Personalrätekonferenz 2016 – Digital first; Verwaltung 4.0; Hamburg im Aufbruch –

Geschrieben von Helgard Kastner am in Infos des dbb hamburg

dbb hh-info 14/ 2016                                            

Über 100 dbb-Personalräte aus den Hamburger Behörden kamen am 21.09.2016 im Bürgerhaus Wilhelmsburg zum höchstaktuellen Thema „Digital first“ zusammen.

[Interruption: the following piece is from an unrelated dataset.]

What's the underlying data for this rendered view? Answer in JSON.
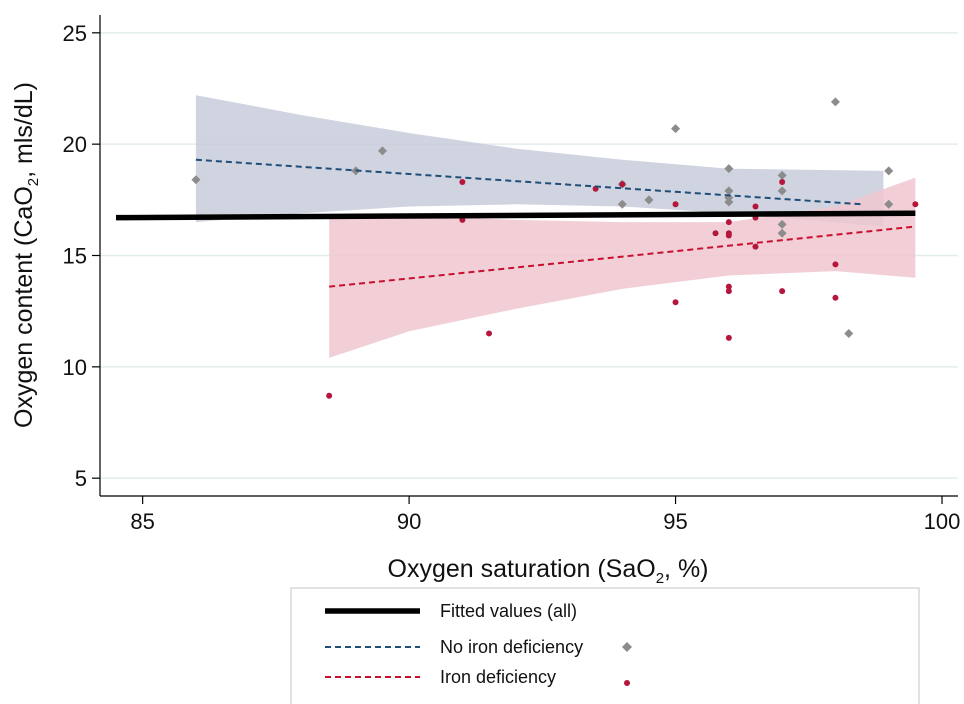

Nach der Begrüßung der Personalräte und Gäste sowie einer eindeutigen Forderung der Mitbestimmung der Personalräte bei jeglicher Einführung von neuen IT-Techniken durch den Vorsitzenden des Arbeitsausschusses der dbb-Personalrätekonferenz Jürgen Minners verwies der dbb-Landesvorsitzende Rudolf Klüver in seinem Grußwort auf die aktuellen Arbeitspapiere des Senats und der Finanzbehörde, wonach die Personalräte und Gewerkschaften vor dem Hintergrund der schlechten Erfahrungen bei den bislang eingeführten Groß-IT-Verfahren wie HERAKLES, SNH und JuS-It nunmehr eine bessere Koordinierung der Planungen zu „digital first“ erwarten würden und gerade die bürgernahe Verwaltung nicht vollständig „online“ gehen könnte. Bemängelt wurde ebenso, dass in allen aktuellen Papieren die mitbestimmungsrelevanten Tatbestände nur punktuell angesprochen werden.

In seinem Redebeitrag gelobte der Chef der Senatskanzlei, Staatsrat Dr. Krupp, Besserung im Hinblick auf die Beteiligung von Personalräten und Gewerkschaften. Noch liege die entsprechende Senatsdrucksache lediglich im Entwurf vor; die Einwände des dbb hamburg werde man berücksichtigen. Im Übrigen werde man zukünftig nichts über´s Knie brechen und der Senat verstehe die gewünschte Digitalisierung als Prozess, der immer wieder auf die Aktualität überprüft werden müsse.

Jörn Riedel; seines Zeichen der CIO der Hamburgischen Verwaltung, machte in seiner Rede deutlich, dass sich die Verwaltung einer zunehmenden Digitalisierung der Arbeitswelt nicht entziehen könne, man strebe auch im Sinne der Bürgerinnen und Bürger u.a. die Schaffung von Service-Konten an, sodass jeder Einzelne, der mit der Verwaltung in Kontakt tritt, nicht jedes Mal erneut diverse Unterlagen vorlegen müsse. Das Spannungsverhältnis zwischen beschaffbarer (erstellbarer) Software am Verwaltungsmarkt und dem eigenen Anspruch bedarf einer grundlegenden Verbesserung.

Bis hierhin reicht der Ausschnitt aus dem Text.